Suite aux affres de la crise économique, les recherches et études vont bon train pour trouver une alternative viable au modèle capitaliste de ces dernières années. Plusieurs spécialistes académiques en droit, en économie et en finances s'interrogent, dans ce livre, sur le cas des coopératives qui étaient en vogue en Europe à la fin du XIXe et au début du XXe siècle. La recherche sur le sujet, éteinte depuis un siècle, a été ravivée par plusieurs chercheurs dans la plupart des pays européens, mais pêche encore par un manque de recherches comparatives et par une connaissance des différents systèmes trop souvent rudimentaire. Cet ouvrage cherche à donner une clef de compréhension des caractéristiques essentielles de chaque pays en présentant les principales législations coopératives et les traits essentiels de chaque pays. Les auteurs analysent les aspects du droit tel qu'il s'applique aux coopératives dans plusieurs États européens (Allemagne, Grande-Bretagne, France, Italie, Finlande, Belgique) afin de fournir du matériel utile à des recherches plus avancées sur le sujet. (NDu)

*** Bulletin de l'Observatoire des politiques économiques en Europe. Université de Strasbourg (Pôle européen de gestion et d'économie, 61 av. de la Forêt Noire, F-67085 Strasbourg. Courriel: thierry.stolle@urs.u-strasbg.fr - Internet: http://www.opee.u-strasbg.fr ). Hiver 2009, n° 20, 48 p..

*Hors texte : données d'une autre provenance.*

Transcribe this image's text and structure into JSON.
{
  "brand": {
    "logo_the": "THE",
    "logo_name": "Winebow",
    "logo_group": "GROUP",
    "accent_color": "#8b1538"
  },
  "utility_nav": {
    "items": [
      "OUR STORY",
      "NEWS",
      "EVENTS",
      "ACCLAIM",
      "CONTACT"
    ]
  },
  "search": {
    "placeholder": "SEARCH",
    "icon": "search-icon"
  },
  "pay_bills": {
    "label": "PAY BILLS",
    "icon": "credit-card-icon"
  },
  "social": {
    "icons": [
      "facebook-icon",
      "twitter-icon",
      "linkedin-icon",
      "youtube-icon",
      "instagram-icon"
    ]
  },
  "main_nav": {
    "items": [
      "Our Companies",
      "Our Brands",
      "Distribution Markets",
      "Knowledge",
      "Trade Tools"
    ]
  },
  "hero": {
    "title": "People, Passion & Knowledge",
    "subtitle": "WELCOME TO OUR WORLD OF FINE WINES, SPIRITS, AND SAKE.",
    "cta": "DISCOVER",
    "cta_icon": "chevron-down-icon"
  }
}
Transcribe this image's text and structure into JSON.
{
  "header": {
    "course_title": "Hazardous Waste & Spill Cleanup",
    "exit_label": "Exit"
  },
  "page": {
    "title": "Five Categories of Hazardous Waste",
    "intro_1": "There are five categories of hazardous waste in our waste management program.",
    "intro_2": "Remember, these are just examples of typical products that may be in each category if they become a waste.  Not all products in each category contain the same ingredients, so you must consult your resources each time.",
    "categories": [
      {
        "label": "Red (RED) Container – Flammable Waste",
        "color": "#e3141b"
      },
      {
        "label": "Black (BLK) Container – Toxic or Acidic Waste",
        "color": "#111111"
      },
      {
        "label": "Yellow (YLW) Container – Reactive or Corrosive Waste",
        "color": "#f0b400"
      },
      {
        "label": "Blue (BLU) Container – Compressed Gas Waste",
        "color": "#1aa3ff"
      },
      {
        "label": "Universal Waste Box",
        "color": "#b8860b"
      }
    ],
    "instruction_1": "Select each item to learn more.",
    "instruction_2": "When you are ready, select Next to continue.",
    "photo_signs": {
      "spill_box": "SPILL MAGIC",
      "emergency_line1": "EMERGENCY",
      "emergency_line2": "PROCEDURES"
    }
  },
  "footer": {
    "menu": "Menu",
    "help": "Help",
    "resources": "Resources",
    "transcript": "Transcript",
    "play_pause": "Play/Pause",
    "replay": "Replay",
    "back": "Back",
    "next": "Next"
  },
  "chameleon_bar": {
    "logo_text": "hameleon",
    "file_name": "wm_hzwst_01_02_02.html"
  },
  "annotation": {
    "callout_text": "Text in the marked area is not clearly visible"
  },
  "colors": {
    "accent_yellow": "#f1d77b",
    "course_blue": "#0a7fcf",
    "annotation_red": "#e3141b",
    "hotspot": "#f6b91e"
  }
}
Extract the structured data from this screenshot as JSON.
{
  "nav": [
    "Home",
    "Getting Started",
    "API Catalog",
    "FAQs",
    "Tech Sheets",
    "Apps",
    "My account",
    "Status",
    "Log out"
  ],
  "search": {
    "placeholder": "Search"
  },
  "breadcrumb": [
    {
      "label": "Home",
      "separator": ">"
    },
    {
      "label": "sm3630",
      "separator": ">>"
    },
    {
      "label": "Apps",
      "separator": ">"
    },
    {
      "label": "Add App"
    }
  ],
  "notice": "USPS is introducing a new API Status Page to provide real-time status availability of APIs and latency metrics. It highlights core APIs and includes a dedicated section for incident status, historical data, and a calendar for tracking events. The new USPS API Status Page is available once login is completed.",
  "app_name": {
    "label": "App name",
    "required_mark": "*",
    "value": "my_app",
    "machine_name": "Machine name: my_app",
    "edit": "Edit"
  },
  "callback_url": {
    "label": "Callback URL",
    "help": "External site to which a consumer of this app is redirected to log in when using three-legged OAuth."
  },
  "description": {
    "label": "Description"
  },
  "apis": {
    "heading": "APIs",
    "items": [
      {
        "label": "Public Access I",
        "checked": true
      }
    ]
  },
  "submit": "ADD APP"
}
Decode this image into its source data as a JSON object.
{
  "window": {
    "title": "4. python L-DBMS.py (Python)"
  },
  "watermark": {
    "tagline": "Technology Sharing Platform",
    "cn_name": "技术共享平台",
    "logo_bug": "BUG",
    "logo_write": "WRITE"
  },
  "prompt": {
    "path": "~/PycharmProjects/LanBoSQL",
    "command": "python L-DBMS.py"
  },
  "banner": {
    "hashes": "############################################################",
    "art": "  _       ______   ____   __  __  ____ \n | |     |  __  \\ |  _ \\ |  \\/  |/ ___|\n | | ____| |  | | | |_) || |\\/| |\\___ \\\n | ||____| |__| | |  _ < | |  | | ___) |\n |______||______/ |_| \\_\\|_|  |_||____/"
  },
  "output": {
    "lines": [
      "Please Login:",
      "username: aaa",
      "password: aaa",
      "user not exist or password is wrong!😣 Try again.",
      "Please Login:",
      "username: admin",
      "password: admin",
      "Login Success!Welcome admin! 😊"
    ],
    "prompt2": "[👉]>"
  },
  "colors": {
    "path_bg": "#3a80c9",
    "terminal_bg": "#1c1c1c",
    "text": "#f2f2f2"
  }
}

Dirigé par le Pr. Michel Dévoluy, ce Bulletin fête son dixième anniversaire avec ce numéro. Il confirme plus que jamais l'ambition initiale de ses concepteurs - voir des universitaires sortir de leur milieu académique et s'adresser à un public plus large que leurs étudiants et collègues pour apporter leurs analyses et leurs points de vue sur l'Europe en mouvement - puisque l'intégration européenne n'y est plus seulement abordée sous l'angle de l'économie, mais aussi, désormais, sous le regard d'autres disciplines. Alors que le numéro précédent avait été presque totalement consacré à la crise financière et économique, celui-ci revient sur ce thème, notamment avec des contributions sur la manière dont la zone euro y a réagi, les raisons expliquant pourquoi les nouveaux pays membres en sont particulièrement les victimes et à "la marque européenne sur les conclusions du G20" d'avril. Deux autres thèmes économiques y trouvent aussi leur place, à savoir la question de l'emploi féminin dans l'Union et la question de savoir si les objectifs européens de compétitivité et de cohésion territoriale sont compatibles. Toutefois, un juriste y appréhende aussi l'Europe à la lumière du principe d'égalité.